If the Greek situation deteriorates after the 17 June elections and causes significant contagion, the ECB would probably step up its response considerably. In that case, rates cut be cut to 0.50% and not just 0.75% in July. New large-scale liquidity provisions could also be deployed. As a last resort, the ECB could even start purchasing government bonds again."

Alberto Muñoz - Forex Analyst at FXstreet.com:

"Although it would be a stimulus to the peripheral countries, a rate cut in the Eurozone would have a moderate impact as its effect would not be passed directly to the rest of the economy. Therefore, it is unlikely that ECB will lower rates at the next meeting, especially if we consider that inflation remains under control and probably it will be even lower over the next year. But the possibility of a LTRO program is gaining more points due to significant liquidity problems for the majority of European banking sector, so it would be welcomed by the market."
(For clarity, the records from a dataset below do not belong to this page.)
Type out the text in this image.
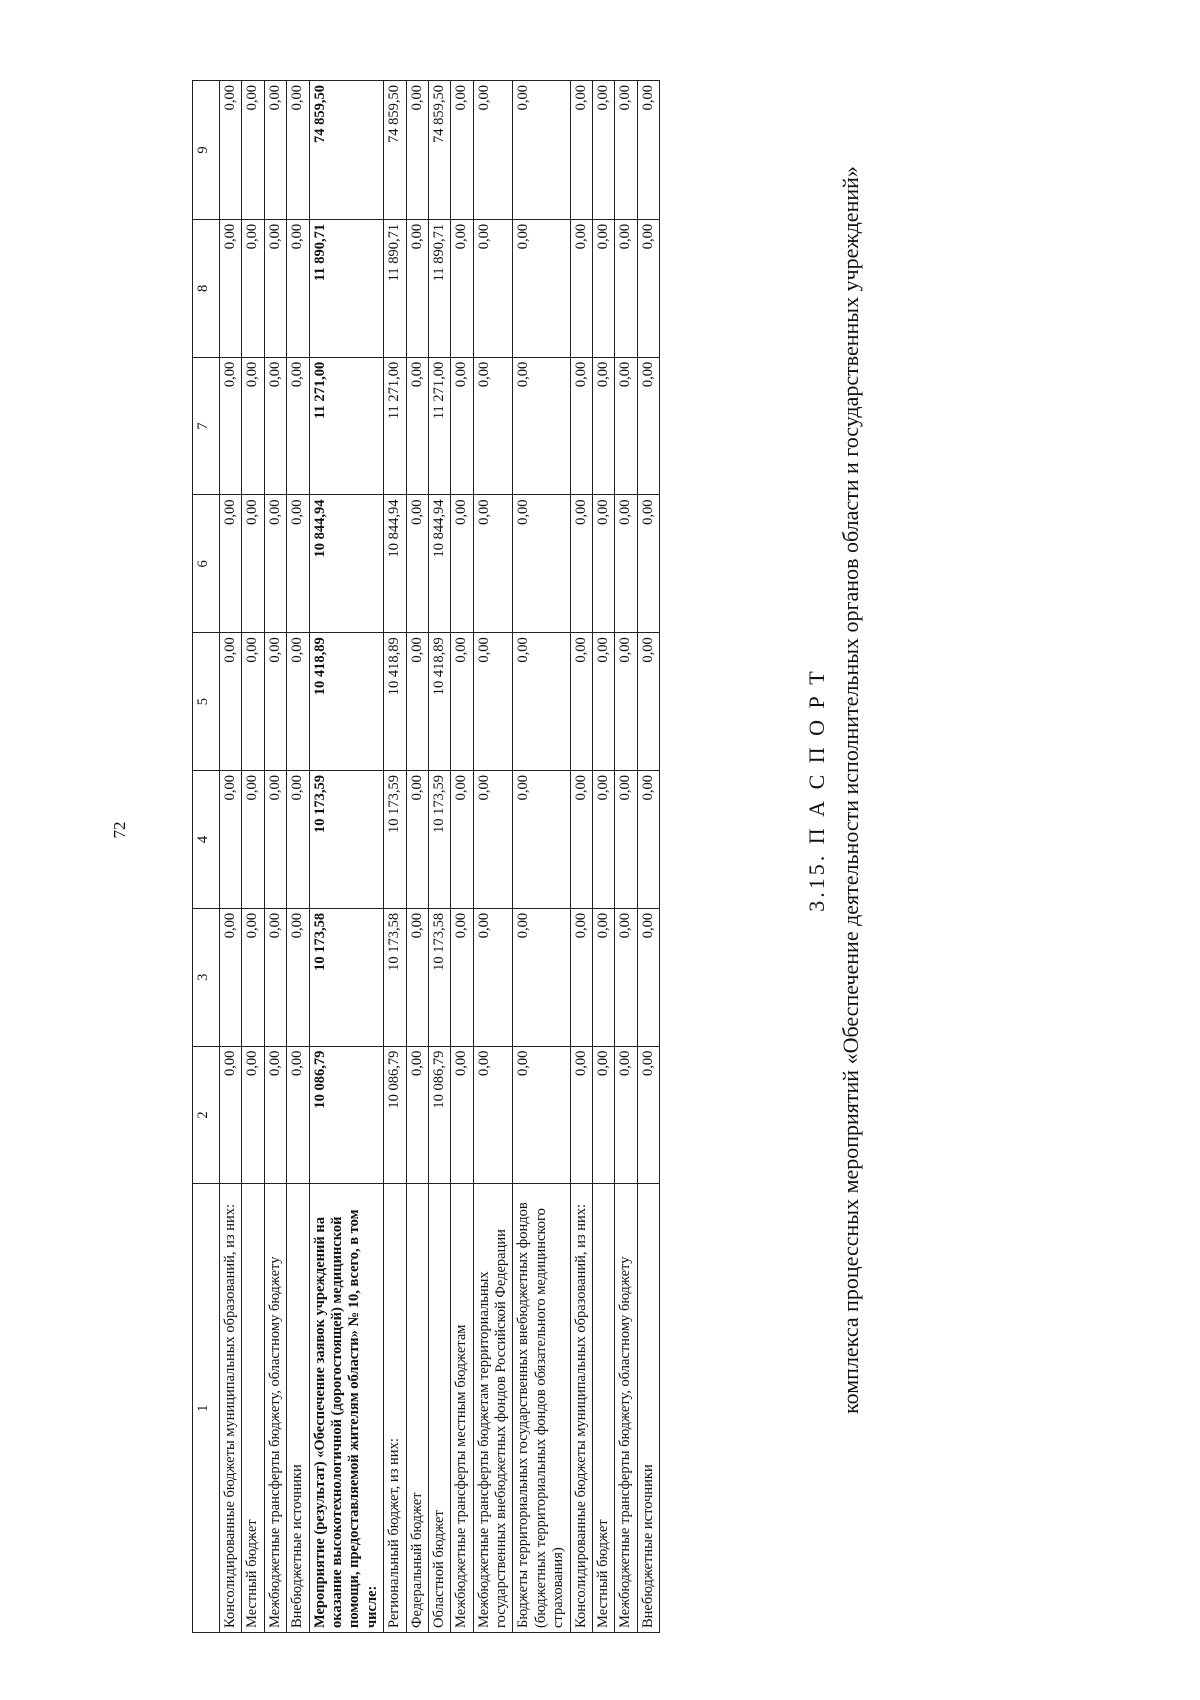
72
1	2	3	4	5	6	7	8	9
Консолидированные бюджеты муниципальных образований, из них:	0,00	0,00	0,00	0,00	0,00	0,00	0,00	0,00
Местный бюджет	0,00	0,00	0,00	0,00	0,00	0,00	0,00	0,00
Межбюджетные трансферты бюджету, областному бюджету	0,00	0,00	0,00	0,00	0,00	0,00	0,00	0,00
Внебюджетные источники	0,00	0,00	0,00	0,00	0,00	0,00	0,00	0,00
Мероприятие (результат) «Обеспечение заявок учреждений на оказание высокотехнологичной (дорогостоящей) медицинской помощи, предоставляемой жителям области» № 10, всего, в том числе:	10 086,79	10 173,58	10 173,59	10 418,89	10 844,94	11 271,00	11 890,71	74 859,50
Региональный бюджет, из них:	10 086,79	10 173,58	10 173,59	10 418,89	10 844,94	11 271,00	11 890,71	74 859,50
Федеральный бюджет	0,00	0,00	0,00	0,00	0,00	0,00	0,00	0,00
Областной бюджет	10 086,79	10 173,58	10 173,59	10 418,89	10 844,94	11 271,00	11 890,71	74 859,50
Межбюджетные трансферты местным бюджетам	0,00	0,00	0,00	0,00	0,00	0,00	0,00	0,00
Межбюджетные трансферты бюджетам территориальных государственных внебюджетных фондов Российской Федерации	0,00	0,00	0,00	0,00	0,00	0,00	0,00	0,00
Бюджеты территориальных государственных внебюджетных фондов (бюджетных территориальных фондов обязательного медицинского страхования)	0,00	0,00	0,00	0,00	0,00	0,00	0,00	0,00
Консолидированные бюджеты муниципальных образований, из них:	0,00	0,00	0,00	0,00	0,00	0,00	0,00	0,00
Местный бюджет	0,00	0,00	0,00	0,00	0,00	0,00	0,00	0,00
Межбюджетные трансферты бюджету, областному бюджету	0,00	0,00	0,00	0,00	0,00	0,00	0,00	0,00
Внебюджетные источники	0,00	0,00	0,00	0,00	0,00	0,00	0,00	0,00
3.15. П А С П О Р Т комплекса процессных мероприятий «Обеспечение деятельности исполнительных органов области и государственных учреждений»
Valeria Bednarik - Chief Analyst with FXstreet.com:

"This upcoming ECB meeting will no doubts be interesting from all points of view, yet I found the possible market reaction quite hard to predict. With the ongoing situation in the area, they can’t afford to stay aside and just “wait and see”. This time, the ECB must act. Whether cutting rates, or announcing a new round of LTRO’s (I favor this last) the central bank needs to send a message to the world: we care. The scenarios I can see at this point, will lead to different outcomes: if the bank stays quiet, the most probable Euro reaction will be another nose dive as investors will accelerate the common currency selling. A rate cut, or an extension of the LTRO, will probably trigger a short term upward bounce in the common currency, as they are sending the right message, although I won’t be expecting the bullish pressure to last too long. Sellers will likely jump back in the pair at the first sing on trouble in Europe."